Even that is done and what remains is living in the mystery, doing what needs to be done with the obligations I have taken on, always listening to that inner voice, sensing this force, this guidance, in the moment, surrendering, exploring What Is on ever deeper level. I understand more fully what is contained in a blade of grass, why Tom could get excited about that. He might be the only one I have known who would not think I am crazy. It feels like another journey has only begun. There seems to be always another level, another lesson, another dimension.

Tom is my first teacher here on earth in this lifetime who I recognized as such. He is a Master in this and many other realms. The world is better off, humanity’s consciousness raised and the Absolute somehow evolved because of his life and work, living his vision with passion and fulfilling his sacred obligation till the very end.

The day he died, August 16, 2024, his presence was in my morning meditation, as had been the case a couple of other times in recent weeks. There was and is such gratitude and love. I expressed that to him. And he knew it. He was there in a way that I have experienced several times before when people died. I had not heard anything but thought I would not be surprised if he had died. And so the news did not actually come as a surprise. The overwhelming sense is gratitude.

There are of course more stories, even though I never made it to any Scout class, or Temple of the Soul, or caretaker position, or volunteer or many other classes. I never really experienced his pranky humor that I heard about from so many of the Tracker students in the group.

Sometimes I wish that it had been possible for me, as it was for many tracker students, to remain just with this one teaching and school, but that was not meant for me. I have learned to trust my inner guidance.

I am sitting here with this deep sense of loss.

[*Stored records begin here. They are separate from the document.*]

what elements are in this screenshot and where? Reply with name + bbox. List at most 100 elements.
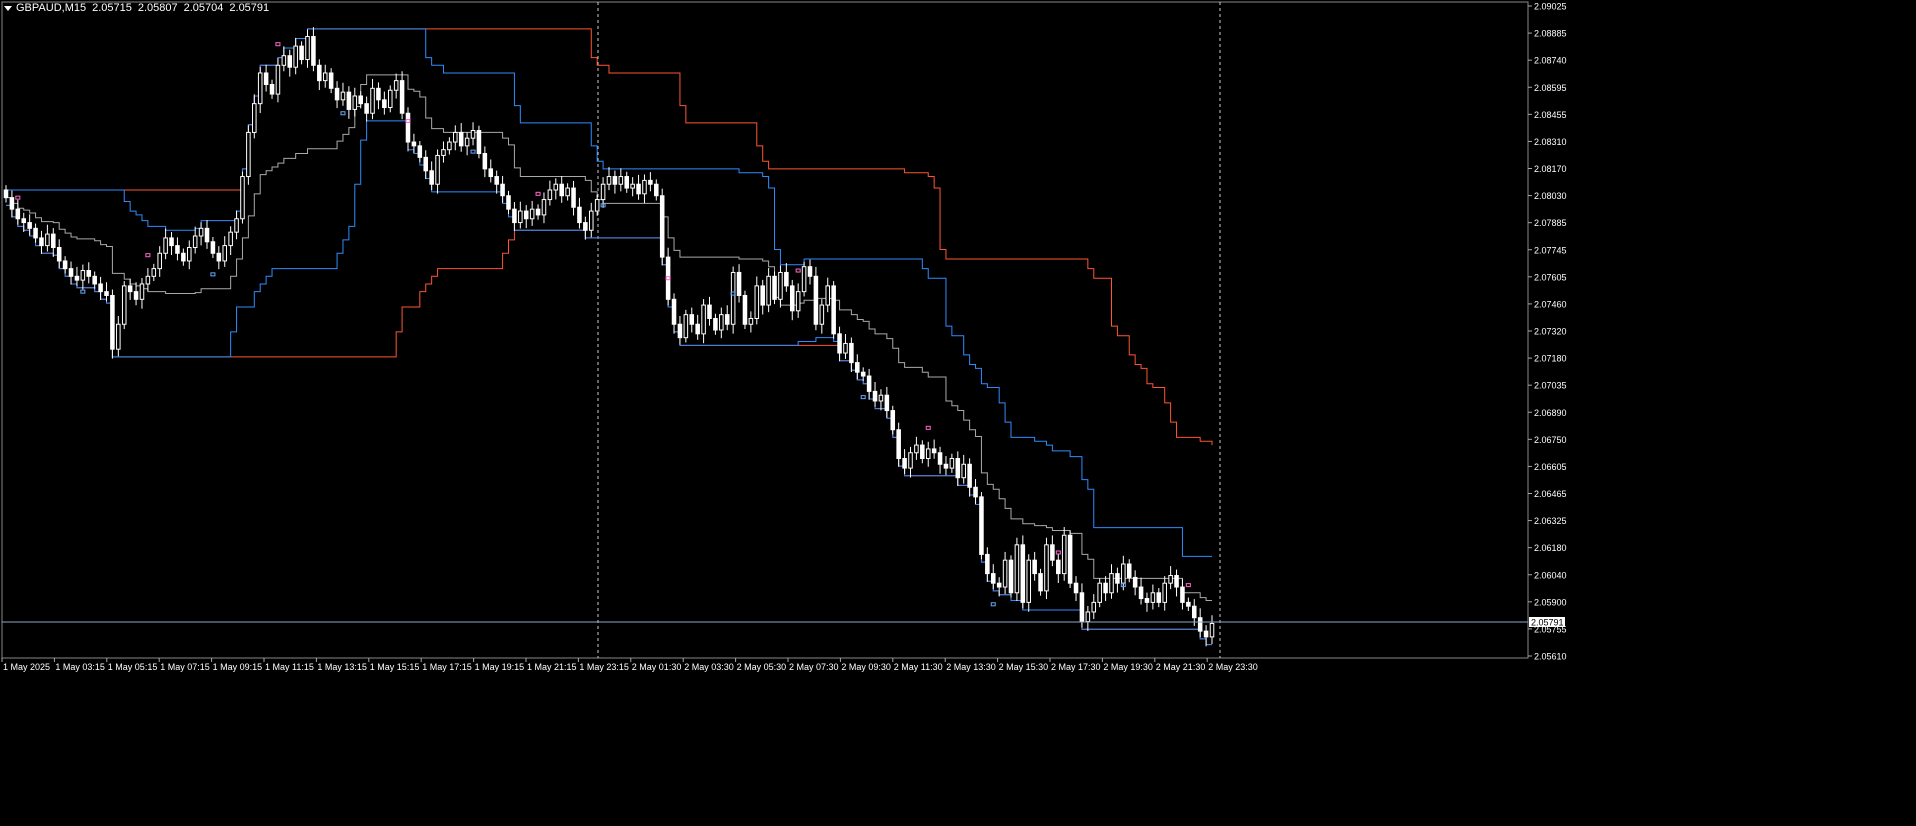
candle-body [896,429,901,460]
candle-body [27,222,32,229]
candle-body [1180,586,1185,603]
candle-body [636,183,641,195]
candle-body [399,80,405,114]
x-tick-label: 2 May 03:30 [684,662,734,672]
x-tick-label: 2 May 05:30 [737,662,787,672]
signal-marker [795,268,801,273]
signal-marker [860,395,866,400]
candle-body [701,304,706,335]
candle-body [884,394,890,412]
candle-body [890,410,896,431]
candle-body [1168,575,1173,584]
candle-body [1073,582,1079,594]
candle-body [990,573,996,584]
candle-body [931,448,937,454]
candle-body [529,208,535,220]
current-price-label: 2.05791 [1531,618,1564,628]
candle-body [707,304,712,319]
candle-body [127,285,133,293]
candle-body [21,218,27,224]
candle-body [222,245,228,262]
candle-body [305,36,310,61]
candle-body [512,208,517,224]
candle-body [719,314,724,331]
candle-body [801,266,807,293]
candle-body [518,210,523,224]
candle-body [1197,617,1203,632]
candle-body [671,298,677,325]
inner-channel-lower-line [6,120,1212,646]
candle-body [476,130,482,155]
candle-body [423,156,429,172]
candle-body [33,227,38,239]
x-tick-label: 1 May 13:15 [317,662,367,672]
candle-body [458,131,464,147]
candle-body [1191,605,1197,619]
candle-body [659,195,665,258]
ohlc-low: 2.05704 [183,2,224,14]
signal-marker [925,425,931,430]
x-tick-label: 1 May 21:15 [527,662,577,672]
price-chart[interactable]: 2.09025 2.08885 2.08740 2.08595 2.08455 2.083… [0,0,1916,826]
candle-body [275,64,281,95]
candle-body [45,233,50,247]
candle-body [228,231,233,247]
candle-body [121,285,127,325]
candle-body [68,268,74,277]
candle-body [317,64,322,82]
candle-body [1144,598,1150,603]
candle-body [648,179,653,185]
candle-body [955,458,961,479]
candle-body [210,241,216,254]
price-axis[interactable]: 2.09025 2.08885 2.08740 2.08595 2.08455 2.083… [1528,2,1567,662]
candle-body [1121,563,1126,584]
candle-body [186,247,192,262]
candle-body [713,317,718,331]
x-tick-label: 1 May 03:15 [55,662,105,672]
candle-body [979,496,984,555]
x-tick-label: 1 May 05:15 [108,662,158,672]
candle-body [346,91,352,110]
candle-body [973,486,978,498]
candle-body [3,189,9,199]
candle-body [181,252,186,262]
dropdown-triangle-icon[interactable] [4,5,12,11]
candle-body [1126,563,1132,578]
candle-body [322,72,328,82]
candle-body [252,103,257,133]
candle-body [15,208,21,220]
signal-marker [990,602,996,607]
chart-grid [1,1,1529,659]
candle-body [937,452,943,465]
candle-body [553,183,559,191]
candle-body [1044,544,1049,592]
candle-body [1038,573,1043,592]
time-axis[interactable]: 1 May 2025 1 May 03:15 1 May 05:15 1 May 07… [1,658,1258,672]
candle-body [74,275,80,281]
candle-body [293,45,298,68]
candle-body [1109,573,1114,594]
y-tick-label: 2.07885 [1534,218,1567,228]
candle-body [500,183,505,197]
candle-body [1203,630,1209,638]
candle-body [116,323,121,350]
candle-body [157,252,162,270]
inner-channel-upper-line [6,28,1212,557]
y-tick-label: 2.08170 [1534,164,1567,174]
candle-body [506,195,511,210]
candle-body [470,130,476,139]
y-tick-label: 2.07605 [1534,272,1567,282]
candle-body [169,237,174,247]
x-tick-label: 2 May 13:30 [946,662,996,672]
candle-body [837,333,842,354]
candle-body [175,245,180,254]
signal-marker [340,111,346,116]
candle-body [961,463,966,479]
candle-body [902,458,907,469]
candle-body [1032,559,1037,575]
candle-body [571,187,576,208]
candle-body [789,285,795,312]
candle-body [429,170,434,185]
candle-body [417,145,423,158]
x-tick-label: 2 May 07:30 [789,662,839,672]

The world lost a great one and, at the same time, as Tom was in contact with grandfather, so he will guide us whenever there is a real need for anyone. He has not actually died.

If you read all this, thank you. I am grateful to be part of this Tracker Family. Thank you everyone who shared their images and stories in the FB fan group, I loved reading them all. If I remember correctly, for some time Tom’s letters were signed – All Good Medicine.

This is excerpted from a post by Rick Berry and Juan Villarreal on FB August 24, 2024. Rick heads the 4EEE non profit in California.

Last week Legendary Tracker, Teacher, and Author, Tom Brown Jr. journeyed to the Spirit World. Our Condolences and prayers to Tom’s Family. It is the end of an Era of a man who fully lived his Vision. His passion and love for sharing Grandfather Stalking Wolf’s Vision was incredible, so inspirational, the concentric rings traveling worldwide. The concentric rings will continue to ripple out for generations to come.” Rick Berry

“Tom has moved on to teach from within each one of us. If we allow ourselves to clear our minds and sit quietly and listen, see and feel, he, along with our Ancestors will share their love and knowledge of our Mother and more. Tom once taught about time. How it doesn’t exist as we understand it. If we carry a specific memory and work to clarify its details, it can be considered a form of time travel.” Juan Villarreal

 

You did your very best to teach and transmit. They won’t be disappointed.